John Stalker, who was one of Britain's most high-profile police officers, has died aged 79, his family have announced.

Mr Stalker served as an officer for more than three decades, rose to the rank of Deputy Chief Constable and led a major inquiry into policing in Northern Ireland, which became known as the Stalker Inquiry.

Mr Stalker, who is survived by his two daughters, six grandchildren and two great-grandchildren, had been in poor health following the death of his wife 14 months ago.

Colette Cartwright, his eldest daughter, led tributes to him.

She said: "Our dad John was a beloved husband, grandfather and great-grandfather who enriched the lives of many.

"After marrying my dear mum Stella in 1961 he spent his life as a devoted police officer, proudly serving the people of Greater Manchester for over 30 years.

"He is fondly remembered by many as going above and beyond the call of duty and was committed to making a difference for those most in need.

"As testament to this, he devoted his life to a career in CID where he worked for 16 years, rising to the rank of Detective Superintendent.

"Respected by many of his colleagues, he had a varied career and held posts in the Serious Crime Squad and the Bomb Squad. He also became the first head of the drugs squad.

"In 1978 - aged 38 - he was appointed head of Warwickshire CID, the youngest Detective Chief Superintendent in the country - later becoming Deputy Chief Constable of the Greater Manchester Police in 1984, the biggest police force in the provinces.

"This is something that my dad worked so hard for and we, as a family, will always be immensely proud of his accomplishments."

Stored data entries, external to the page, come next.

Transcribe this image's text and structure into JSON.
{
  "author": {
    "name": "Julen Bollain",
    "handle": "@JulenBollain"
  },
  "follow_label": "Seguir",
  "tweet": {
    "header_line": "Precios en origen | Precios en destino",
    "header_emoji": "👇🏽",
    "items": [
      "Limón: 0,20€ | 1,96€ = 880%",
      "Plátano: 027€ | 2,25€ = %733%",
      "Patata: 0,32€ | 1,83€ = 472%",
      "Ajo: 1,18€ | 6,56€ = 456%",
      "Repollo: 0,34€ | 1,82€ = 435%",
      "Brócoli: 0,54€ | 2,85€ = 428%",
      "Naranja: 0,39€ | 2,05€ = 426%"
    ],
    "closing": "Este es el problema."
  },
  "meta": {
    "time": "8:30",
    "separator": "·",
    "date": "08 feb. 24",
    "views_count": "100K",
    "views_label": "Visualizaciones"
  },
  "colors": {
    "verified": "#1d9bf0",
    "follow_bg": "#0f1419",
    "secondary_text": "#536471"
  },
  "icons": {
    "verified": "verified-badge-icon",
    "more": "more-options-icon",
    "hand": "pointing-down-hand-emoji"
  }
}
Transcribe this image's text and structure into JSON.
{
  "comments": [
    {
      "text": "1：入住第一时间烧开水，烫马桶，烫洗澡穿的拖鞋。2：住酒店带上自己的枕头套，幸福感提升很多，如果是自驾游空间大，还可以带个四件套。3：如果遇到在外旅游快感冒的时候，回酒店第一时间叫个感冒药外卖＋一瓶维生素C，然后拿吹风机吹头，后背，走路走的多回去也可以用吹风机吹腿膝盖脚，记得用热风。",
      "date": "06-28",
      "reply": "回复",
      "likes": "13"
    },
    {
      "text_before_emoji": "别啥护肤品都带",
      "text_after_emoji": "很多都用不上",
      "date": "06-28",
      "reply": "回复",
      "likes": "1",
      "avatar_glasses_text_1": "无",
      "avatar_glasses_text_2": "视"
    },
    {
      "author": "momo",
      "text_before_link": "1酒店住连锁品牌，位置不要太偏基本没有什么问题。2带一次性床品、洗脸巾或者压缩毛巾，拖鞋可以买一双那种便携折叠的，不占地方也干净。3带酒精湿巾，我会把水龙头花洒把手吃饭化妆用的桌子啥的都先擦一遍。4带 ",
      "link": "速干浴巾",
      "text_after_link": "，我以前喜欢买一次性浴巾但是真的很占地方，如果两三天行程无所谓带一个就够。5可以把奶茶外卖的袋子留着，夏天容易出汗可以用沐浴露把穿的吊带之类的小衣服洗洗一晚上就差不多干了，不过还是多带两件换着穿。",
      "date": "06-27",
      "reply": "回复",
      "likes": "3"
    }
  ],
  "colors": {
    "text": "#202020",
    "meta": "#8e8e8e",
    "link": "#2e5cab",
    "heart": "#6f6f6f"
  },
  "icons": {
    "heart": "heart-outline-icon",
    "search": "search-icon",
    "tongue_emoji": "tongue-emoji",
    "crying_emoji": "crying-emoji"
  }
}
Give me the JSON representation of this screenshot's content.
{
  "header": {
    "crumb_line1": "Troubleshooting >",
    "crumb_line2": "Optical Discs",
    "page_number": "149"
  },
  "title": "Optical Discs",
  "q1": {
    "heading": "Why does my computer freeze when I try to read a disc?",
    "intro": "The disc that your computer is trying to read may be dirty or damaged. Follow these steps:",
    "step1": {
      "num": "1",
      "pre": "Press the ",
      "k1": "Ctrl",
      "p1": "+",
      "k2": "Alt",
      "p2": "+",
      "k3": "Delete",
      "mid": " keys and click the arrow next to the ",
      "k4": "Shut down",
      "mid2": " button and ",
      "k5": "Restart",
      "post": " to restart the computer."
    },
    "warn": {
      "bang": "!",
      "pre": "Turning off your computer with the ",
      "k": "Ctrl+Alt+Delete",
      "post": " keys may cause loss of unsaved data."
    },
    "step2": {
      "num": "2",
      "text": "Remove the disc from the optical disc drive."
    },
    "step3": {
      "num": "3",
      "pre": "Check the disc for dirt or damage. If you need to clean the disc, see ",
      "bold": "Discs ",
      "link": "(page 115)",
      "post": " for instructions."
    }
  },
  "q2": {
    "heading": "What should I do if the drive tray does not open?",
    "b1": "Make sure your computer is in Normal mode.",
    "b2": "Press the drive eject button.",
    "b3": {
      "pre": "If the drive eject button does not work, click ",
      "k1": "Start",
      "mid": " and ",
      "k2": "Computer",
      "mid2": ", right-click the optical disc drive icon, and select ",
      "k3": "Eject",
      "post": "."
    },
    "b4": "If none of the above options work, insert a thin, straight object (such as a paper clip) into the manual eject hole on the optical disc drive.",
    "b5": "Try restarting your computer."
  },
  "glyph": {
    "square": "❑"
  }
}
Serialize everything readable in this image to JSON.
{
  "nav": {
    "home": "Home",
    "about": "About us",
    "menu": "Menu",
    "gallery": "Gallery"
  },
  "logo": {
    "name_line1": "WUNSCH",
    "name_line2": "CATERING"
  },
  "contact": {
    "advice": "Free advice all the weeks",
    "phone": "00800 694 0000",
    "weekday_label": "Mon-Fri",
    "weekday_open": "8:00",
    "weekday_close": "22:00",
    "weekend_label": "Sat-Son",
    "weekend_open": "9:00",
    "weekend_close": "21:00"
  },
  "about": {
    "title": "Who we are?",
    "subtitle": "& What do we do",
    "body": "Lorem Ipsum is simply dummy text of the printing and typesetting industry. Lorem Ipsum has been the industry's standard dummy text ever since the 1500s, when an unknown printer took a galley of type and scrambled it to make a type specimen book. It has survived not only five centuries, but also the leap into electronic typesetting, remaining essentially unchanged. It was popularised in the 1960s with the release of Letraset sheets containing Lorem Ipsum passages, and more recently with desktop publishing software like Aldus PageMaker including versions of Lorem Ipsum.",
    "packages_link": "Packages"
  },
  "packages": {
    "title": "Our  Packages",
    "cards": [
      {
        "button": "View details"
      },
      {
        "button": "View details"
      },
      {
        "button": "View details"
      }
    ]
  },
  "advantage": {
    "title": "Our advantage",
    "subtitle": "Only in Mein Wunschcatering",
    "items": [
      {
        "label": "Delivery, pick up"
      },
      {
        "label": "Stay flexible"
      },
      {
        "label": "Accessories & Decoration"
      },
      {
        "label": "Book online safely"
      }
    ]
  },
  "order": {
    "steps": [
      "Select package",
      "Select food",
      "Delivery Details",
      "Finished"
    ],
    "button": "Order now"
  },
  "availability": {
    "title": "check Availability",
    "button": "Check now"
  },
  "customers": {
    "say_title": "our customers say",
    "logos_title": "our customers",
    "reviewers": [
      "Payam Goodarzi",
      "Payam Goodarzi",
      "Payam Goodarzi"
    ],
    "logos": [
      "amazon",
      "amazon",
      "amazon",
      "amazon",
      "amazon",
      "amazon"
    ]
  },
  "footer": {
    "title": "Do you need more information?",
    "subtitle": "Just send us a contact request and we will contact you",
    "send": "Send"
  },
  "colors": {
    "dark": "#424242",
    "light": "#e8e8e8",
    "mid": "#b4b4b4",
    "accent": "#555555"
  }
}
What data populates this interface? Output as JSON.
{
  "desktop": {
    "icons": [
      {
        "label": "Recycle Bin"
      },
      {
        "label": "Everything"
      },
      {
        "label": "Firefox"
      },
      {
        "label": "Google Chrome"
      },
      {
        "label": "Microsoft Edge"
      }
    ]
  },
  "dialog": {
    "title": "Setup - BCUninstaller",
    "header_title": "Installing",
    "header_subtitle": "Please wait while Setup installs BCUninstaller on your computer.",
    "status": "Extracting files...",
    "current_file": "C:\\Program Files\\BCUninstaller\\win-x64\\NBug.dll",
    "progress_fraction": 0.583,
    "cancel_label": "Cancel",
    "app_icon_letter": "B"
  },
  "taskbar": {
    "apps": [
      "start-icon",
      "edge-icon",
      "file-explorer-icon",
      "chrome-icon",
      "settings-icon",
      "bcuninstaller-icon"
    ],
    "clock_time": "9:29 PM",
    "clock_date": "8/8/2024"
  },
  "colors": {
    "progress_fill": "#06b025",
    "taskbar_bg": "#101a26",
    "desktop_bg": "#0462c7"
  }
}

During his time as a police officer Mr Stalker travelled around the world studying terrorism and crime in Europe, the USA and South America and on his return he worked for two years in Northern Ireland, investigating an alleged state "shoot to kill" policy targeting members of the Provisional IRA.

After his retirement in 1987 he carved out a new career as a journalist and pursued his passion for writing, publishing an autobiography in 1988.

As a junior detective one of his roles included involvement in the notorious Moors Murders of the 1960s.

His job included developing the photographs and listening to the tape recording made by Ian Brady and Myra Hindley as three-year-old Lesley Ann Downey was murdered.

He also held posts within the Serious Crime Squad and the Bomb Squad and became head of the first drugs squad at Greater Manchester Police (GMP), where he served most of his career.

He travelled the world studying terrorism and crime in Europe, the USA and South America which led to his appointment to head an inquiry into policing in Northern Ireland.

Mr Stalker was asked to investigate the RUC shootings of six people but was removed from the inquiry shortly before it was due to report in 1986.

There was also behind-the-scenes fears that a Masonic plot within the police against Mr Stalker could be revealed during one of the most controversial episodes of the Troubles, according to newly declassified files that were released in 2016.

He was taken off the case at the moment he believed he was about to obtain an MI5 tape of one of the shootings.

Suspended over allegations of associating with criminals, he was later cleared of any wrongdoing and reinstated to his job as deputy chief constable of Greater Manchester Police but his report was never published.

The high-profile and highly controversial inquiry saw him regularly in the national spotlight.

He was just as often in the public spotlight after his retirement from the police in 1987 as he was while still a serving officer; carving out a career in the media as an expert on policing, appearing on crime-related TV shows including Crimestalker and writing his autobiography.